HIV+ Patients Living Longer
Source: Van Sighem A, et al. Life expectancy of recently diagnosed asymptomatic HIV-infected patients approaches that of uninfected individuals. AIDS. 2010, May 12. (epub ahead of print).
Based on data derived from the ATHENA national observational HIV cohort in the Netherlands, these authors compared the life expectancy of 4,612 HIV+ individuals with age- and gender-matched uninfected controls.

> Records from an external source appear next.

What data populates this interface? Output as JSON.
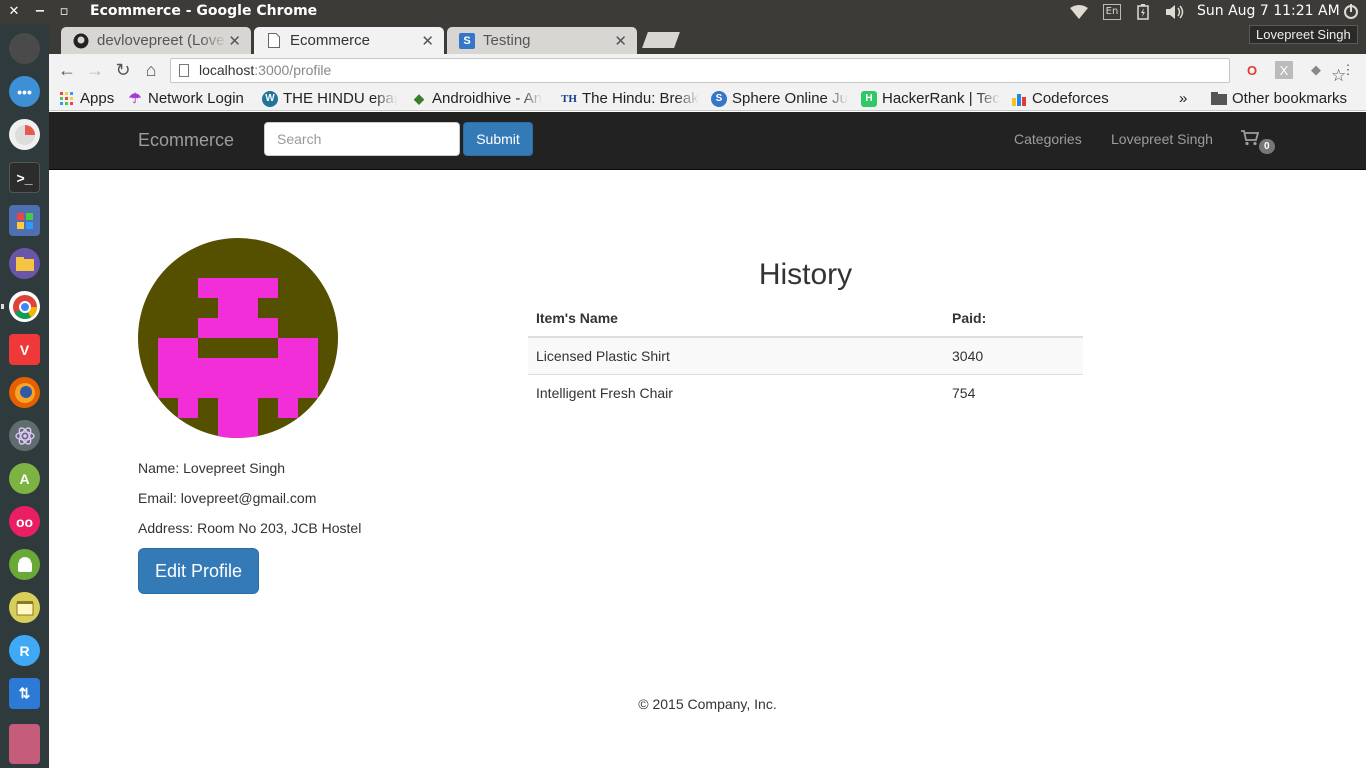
{
  "os": {
    "window_title": "Ecommerce - Google Chrome",
    "keyboard_layout": "En",
    "clock": "Sun Aug  7 11:21 AM",
    "launcher_icons": [
      "apple-icon",
      "dots-icon",
      "pie-icon",
      "terminal-icon",
      "apps-grid-icon",
      "files-icon",
      "chrome-icon",
      "vivaldi-icon",
      "firefox-icon",
      "atom-icon",
      "android-studio-icon",
      "flickr-icon",
      "android-icon",
      "archive-icon",
      "rstudio-icon",
      "update-icon",
      "stack-icon"
    ]
  },
  "browser": {
    "tabs": [
      {
        "title": "devlovepreet (Love",
        "icon": "github-icon"
      },
      {
        "title": "Ecommerce",
        "icon": "page-icon"
      },
      {
        "title": "Testing",
        "icon": "sphere-icon"
      }
    ],
    "profile_name": "Lovepreet Singh",
    "url_host": "localhost",
    "url_rest": ":3000/profile",
    "bookmarks": [
      {
        "label": "Apps",
        "icon": "apps-icon"
      },
      {
        "label": "Network Login",
        "icon": "umbrella-icon"
      },
      {
        "label": "THE HINDU epap",
        "icon": "wordpress-icon"
      },
      {
        "label": "Androidhive - An",
        "icon": "androidhive-icon"
      },
      {
        "label": "The Hindu: Break",
        "icon": "th-icon"
      },
      {
        "label": "Sphere Online Ju",
        "icon": "spoj-icon"
      },
      {
        "label": "HackerRank | Tec",
        "icon": "hackerrank-icon"
      },
      {
        "label": "Codeforces",
        "icon": "codeforces-icon"
      }
    ],
    "more_bookmarks": "»",
    "other_bookmarks": "Other bookmarks"
  },
  "site": {
    "brand": "Ecommerce",
    "search_placeholder": "Search",
    "submit_label": "Submit",
    "nav": {
      "categories": "Categories",
      "user": "Lovepreet Singh"
    },
    "cart_count": "0"
  },
  "profile": {
    "name_line": "Name: Lovepreet Singh",
    "email_line": "Email: lovepreet@gmail.com",
    "address_line": "Address: Room No 203, JCB Hostel",
    "edit_label": "Edit Profile",
    "avatar_colors": {
      "background": "#554f00",
      "foreground": "#f22ed8"
    }
  },
  "history": {
    "title": "History",
    "columns": [
      "Item's Name",
      "Paid:"
    ],
    "rows": [
      [
        "Licensed Plastic Shirt",
        "3040"
      ],
      [
        "Intelligent Fresh Chair",
        "754"
      ]
    ]
  },
  "footer": "© 2015 Company, Inc."
}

The patients presented for care between 1998 and 2007, and remained antiretroviral treatment-naïve for at least 24 weeks after diagnosis. Of these, 4,174 (90.5%) did not experience a CDC-B or –C event during those 24 weeks after diagnosis. For these individuals, a multivariate hazards model demonstrated that the median number of years lived from age 25 was 52.7 for HIV+ men and 57.8 years for HIV+ women. In other words, newly diagnosed HIV+ persons who did not experience a CDC-B or –C event within the first 24 weeks of presentation are expected to live nearly as long as their uninfected age-matched controls. For persons presenting at the age of 25, the number of life-years lost in the model was 0.4, and for persons diagnosed at age 55, about 1.4. The life-years lost for persons who experience a CDC-B event within 24 weeks of presentation were estimated to be 1.8 to 8 years.